Since 2011 the neighborhood has been going through a long process of transformation into a new cultural and creative quarter. After the first pioneer users from when it was still in use as a rail and logistics location, concepts and stakeholders from a wide range of sectors followed in recent years: Hybrid workshop concepts, a firm of architects’ firm, a gallery and a film production company can be found in the large-scale warehouse spaces, while the office buildings house smaller jewelry studios, the FilmFabrique co-working space and a young publishing company, for example. There is also the Halle 424 classical and jazz music location, the children’s dance and music association Lukulule e. V., Parkour Creation e. V. and Hanseatische Materialverwaltung, with its upcycling concept for second-hand theatre props and equipment. Gängeviertel e. V., including the Moloch club, was a temporary user of Oberhafen quarter from 2015 to 2020. What was originally intended as an interim solution while the association’s own premises were renovated turned into a fruitful coexistence spanning many years. Festivals and exhibitions – such as the Photography Triennale and VRHAM!, the first ever international festival for virtual reality art, founded in Oberhafen – are regular guests, generating artistic impetus.

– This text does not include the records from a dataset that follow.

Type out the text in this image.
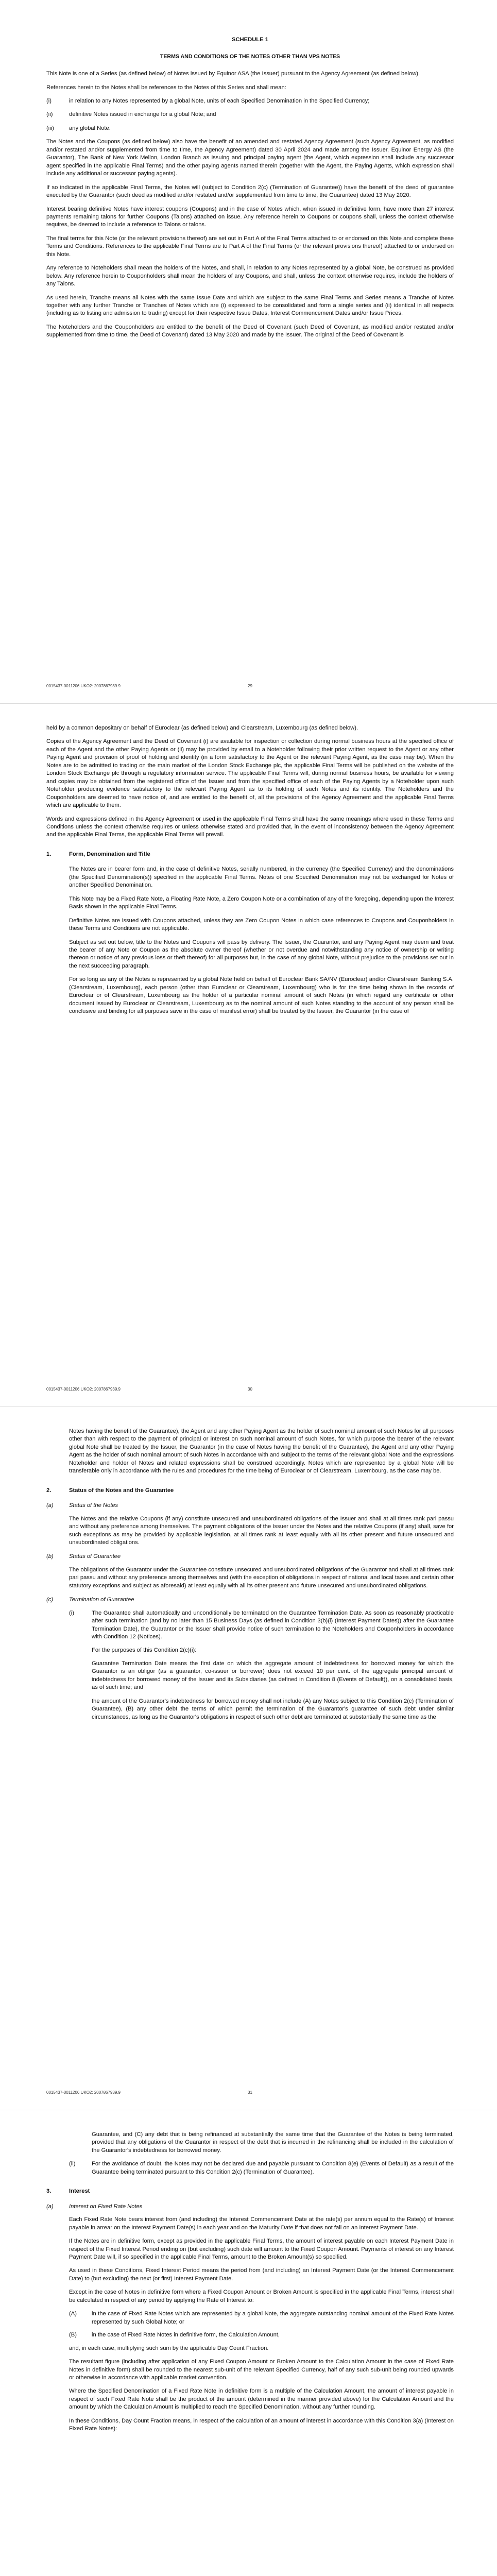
SCHEDULE 1

TERMS AND CONDITIONS OF THE NOTES OTHER THAN VPS NOTES

This Note is one of a Series (as defined below) of Notes issued by Equinor ASA (the Issuer) pursuant to the Agency Agreement (as defined below).

References herein to the Notes shall be references to the Notes of this Series and shall mean:

(i)	in relation to any Notes represented by a global Note, units of each Specified Denomination in the Specified Currency;
(ii)	definitive Notes issued in exchange for a global Note; and
(iii)	any global Note.

The Notes and the Coupons (as defined below) also have the benefit of an amended and restated Agency Agreement (such Agency Agreement, as modified and/or restated and/or supplemented from time to time, the Agency Agreement) dated 30 April 2024 and made among the Issuer, Equinor Energy AS (the Guarantor), The Bank of New York Mellon, London Branch as issuing and principal paying agent (the Agent, which expression shall include any successor agent specified in the applicable Final Terms) and the other paying agents named therein (together with the Agent, the Paying Agents, which expression shall include any additional or successor paying agents).

If so indicated in the applicable Final Terms, the Notes will (subject to Condition 2(c) (Termination of Guarantee)) have the benefit of the deed of guarantee executed by the Guarantor (such deed as modified and/or restated and/or supplemented from time to time, the Guarantee) dated 13 May 2020.

Interest bearing definitive Notes have interest coupons (Coupons) and in the case of Notes which, when issued in definitive form, have more than 27 interest payments remaining talons for further Coupons (Talons) attached on issue. Any reference herein to Coupons or coupons shall, unless the context otherwise requires, be deemed to include a reference to Talons or talons.

The final terms for this Note (or the relevant provisions thereof) are set out in Part A of the Final Terms attached to or endorsed on this Note and complete these Terms and Conditions. References to the applicable Final Terms are to Part A of the Final Terms (or the relevant provisions thereof) attached to or endorsed on this Note.

Any reference to Noteholders shall mean the holders of the Notes, and shall, in relation to any Notes represented by a global Note, be construed as provided below. Any reference herein to Couponholders shall mean the holders of any Coupons, and shall, unless the context otherwise requires, include the holders of any Talons.

As used herein, Tranche means all Notes with the same Issue Date and which are subject to the same Final Terms and Series means a Tranche of Notes together with any further Tranche or Tranches of Notes which are (i) expressed to be consolidated and form a single series and (ii) identical in all respects (including as to listing and admission to trading) except for their respective Issue Dates, Interest Commencement Dates and/or Issue Prices.

The Noteholders and the Couponholders are entitled to the benefit of the Deed of Covenant (such Deed of Covenant, as modified and/or restated and/or supplemented from time to time, the Deed of Covenant) dated 13 May 2020 and made by the Issuer. The original of the Deed of Covenant is

0015437-0011206 UKO2: 2007867939.9	29

held by a common depositary on behalf of Euroclear (as defined below) and Clearstream, Luxembourg (as defined below).

Copies of the Agency Agreement and the Deed of Covenant (i) are available for inspection or collection during normal business hours at the specified office of each of the Agent and the other Paying Agents or (ii) may be provided by email to a Noteholder following their prior written request to the Agent or any other Paying Agent and provision of proof of holding and identity (in a form satisfactory to the Agent or the relevant Paying Agent, as the case may be). When the Notes are to be admitted to trading on the main market of the London Stock Exchange plc, the applicable Final Terms will be published on the website of the London Stock Exchange plc through a regulatory information service. The applicable Final Terms will, during normal business hours, be available for viewing and copies may be obtained from the registered office of the Issuer and from the specified office of each of the Paying Agents by a Noteholder upon such Noteholder producing evidence satisfactory to the relevant Paying Agent as to its holding of such Notes and its identity. The Noteholders and the Couponholders are deemed to have notice of, and are entitled to the benefit of, all the provisions of the Agency Agreement and the applicable Final Terms which are applicable to them.

Words and expressions defined in the Agency Agreement or used in the applicable Final Terms shall have the same meanings where used in these Terms and Conditions unless the context otherwise requires or unless otherwise stated and provided that, in the event of inconsistency between the Agency Agreement and the applicable Final Terms, the applicable Final Terms will prevail.

1.	Form, Denomination and Title

The Notes are in bearer form and, in the case of definitive Notes, serially numbered, in the currency (the Specified Currency) and the denominations (the Specified Denomination(s)) specified in the applicable Final Terms. Notes of one Specified Denomination may not be exchanged for Notes of another Specified Denomination.

This Note may be a Fixed Rate Note, a Floating Rate Note, a Zero Coupon Note or a combination of any of the foregoing, depending upon the Interest Basis shown in the applicable Final Terms.

Definitive Notes are issued with Coupons attached, unless they are Zero Coupon Notes in which case references to Coupons and Couponholders in these Terms and Conditions are not applicable.

Subject as set out below, title to the Notes and Coupons will pass by delivery. The Issuer, the Guarantor, and any Paying Agent may deem and treat the bearer of any Note or Coupon as the absolute owner thereof (whether or not overdue and notwithstanding any notice of ownership or writing thereon or notice of any previous loss or theft thereof) for all purposes but, in the case of any global Note, without prejudice to the provisions set out in the next succeeding paragraph.

For so long as any of the Notes is represented by a global Note held on behalf of Euroclear Bank SA/NV (Euroclear) and/or Clearstream Banking S.A. (Clearstream, Luxembourg), each person (other than Euroclear or Clearstream, Luxembourg) who is for the time being shown in the records of Euroclear or of Clearstream, Luxembourg as the holder of a particular nominal amount of such Notes (in which regard any certificate or other document issued by Euroclear or Clearstream, Luxembourg as to the nominal amount of such Notes standing to the account of any person shall be conclusive and binding for all purposes save in the case of manifest error) shall be treated by the Issuer, the Guarantor (in the case of

0015437-0011206 UKO2: 2007867939.9	30

Notes having the benefit of the Guarantee), the Agent and any other Paying Agent as the holder of such nominal amount of such Notes for all purposes other than with respect to the payment of principal or interest on such nominal amount of such Notes, for which purpose the bearer of the relevant global Note shall be treated by the Issuer, the Guarantor (in the case of Notes having the benefit of the Guarantee), the Agent and any other Paying Agent as the holder of such nominal amount of such Notes in accordance with and subject to the terms of the relevant global Note and the expressions Noteholder and holder of Notes and related expressions shall be construed accordingly. Notes which are represented by a global Note will be transferable only in accordance with the rules and procedures for the time being of Euroclear or of Clearstream, Luxembourg, as the case may be.

2.	Status of the Notes and the Guarantee
(a)	Status of the Notes

The Notes and the relative Coupons (if any) constitute unsecured and unsubordinated obligations of the Issuer and shall at all times rank pari passu and without any preference among themselves. The payment obligations of the Issuer under the Notes and the relative Coupons (if any) shall, save for such exceptions as may be provided by applicable legislation, at all times rank at least equally with all its other present and future unsecured and unsubordinated obligations.

(b)	Status of Guarantee

The obligations of the Guarantor under the Guarantee constitute unsecured and unsubordinated obligations of the Guarantor and shall at all times rank pari passu and without any preference among themselves and (with the exception of obligations in respect of national and local taxes and certain other statutory exceptions and subject as aforesaid) at least equally with all its other present and future unsecured and unsubordinated obligations.

(c)	Termination of Guarantee
(i)	The Guarantee shall automatically and unconditionally be terminated on the Guarantee Termination Date. As soon as reasonably practicable after such termination (and by no later than 15 Business Days (as defined in Condition 3(b)(i) (Interest Payment Dates)) after the Guarantee Termination Date), the Guarantor or the Issuer shall provide notice of such termination to the Noteholders and Couponholders in accordance with Condition 12 (Notices).

For the purposes of this Condition 2(c)(i):

Guarantee Termination Date means the first date on which the aggregate amount of indebtedness for borrowed money for which the Guarantor is an obligor (as a guarantor, co-issuer or borrower) does not exceed 10 per cent. of the aggregate principal amount of indebtedness for borrowed money of the Issuer and its Subsidiaries (as defined in Condition 8 (Events of Default)), on a consolidated basis, as of such time; and

the amount of the Guarantor's indebtedness for borrowed money shall not include (A) any Notes subject to this Condition 2(c) (Termination of Guarantee), (B) any other debt the terms of which permit the termination of the Guarantor's guarantee of such debt under similar circumstances, as long as the Guarantor's obligations in respect of such other debt are terminated at substantially the same time as the

0015437-0011206 UKO2: 2007867939.9	31

Guarantee, and (C) any debt that is being refinanced at substantially the same time that the Guarantee of the Notes is being terminated, provided that any obligations of the Guarantor in respect of the debt that is incurred in the refinancing shall be included in the calculation of the Guarantor's indebtedness for borrowed money.

(ii)	For the avoidance of doubt, the Notes may not be declared due and payable pursuant to Condition 8(e) (Events of Default) as a result of the Guarantee being terminated pursuant to this Condition 2(c) (Termination of Guarantee).
3.	Interest
(a)	Interest on Fixed Rate Notes

Each Fixed Rate Note bears interest from (and including) the Interest Commencement Date at the rate(s) per annum equal to the Rate(s) of Interest payable in arrear on the Interest Payment Date(s) in each year and on the Maturity Date if that does not fall on an Interest Payment Date.

If the Notes are in definitive form, except as provided in the applicable Final Terms, the amount of interest payable on each Interest Payment Date in respect of the Fixed Interest Period ending on (but excluding) such date will amount to the Fixed Coupon Amount. Payments of interest on any Interest Payment Date will, if so specified in the applicable Final Terms, amount to the Broken Amount(s) so specified.

As used in these Conditions, Fixed Interest Period means the period from (and including) an Interest Payment Date (or the Interest Commencement Date) to (but excluding) the next (or first) Interest Payment Date.

Except in the case of Notes in definitive form where a Fixed Coupon Amount or Broken Amount is specified in the applicable Final Terms, interest shall be calculated in respect of any period by applying the Rate of Interest to:

(A)	in the case of Fixed Rate Notes which are represented by a global Note, the aggregate outstanding nominal amount of the Fixed Rate Notes represented by such Global Note; or
(B)	in the case of Fixed Rate Notes in definitive form, the Calculation Amount,

and, in each case, multiplying such sum by the applicable Day Count Fraction.

The resultant figure (including after application of any Fixed Coupon Amount or Broken Amount to the Calculation Amount in the case of Fixed Rate Notes in definitive form) shall be rounded to the nearest sub-unit of the relevant Specified Currency, half of any such sub-unit being rounded upwards or otherwise in accordance with applicable market convention.

Where the Specified Denomination of a Fixed Rate Note in definitive form is a multiple of the Calculation Amount, the amount of interest payable in respect of such Fixed Rate Note shall be the product of the amount (determined in the manner provided above) for the Calculation Amount and the amount by which the Calculation Amount is multiplied to reach the Specified Denomination, without any further rounding.

In these Conditions, Day Count Fraction means, in respect of the calculation of an amount of interest in accordance with this Condition 3(a) (Interest on Fixed Rate Notes):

Further attractive cultural locations and offers will follow in coming years, for example the children’s architecture “Hochform” at Strandkai, new digital concepts and the documentation center denk.mal Hanover Railroad Station, currently under construction, that will provide the first comprehensive documentation of the deportation from Hanover Station of more than 8,000 Jews, Sinti and Roma between 1940 and 1945. The planned Digital Art Museum (teamLab) is yet another cultural highlight of international cultural importance, due to be built at Amerigo Vespucci square.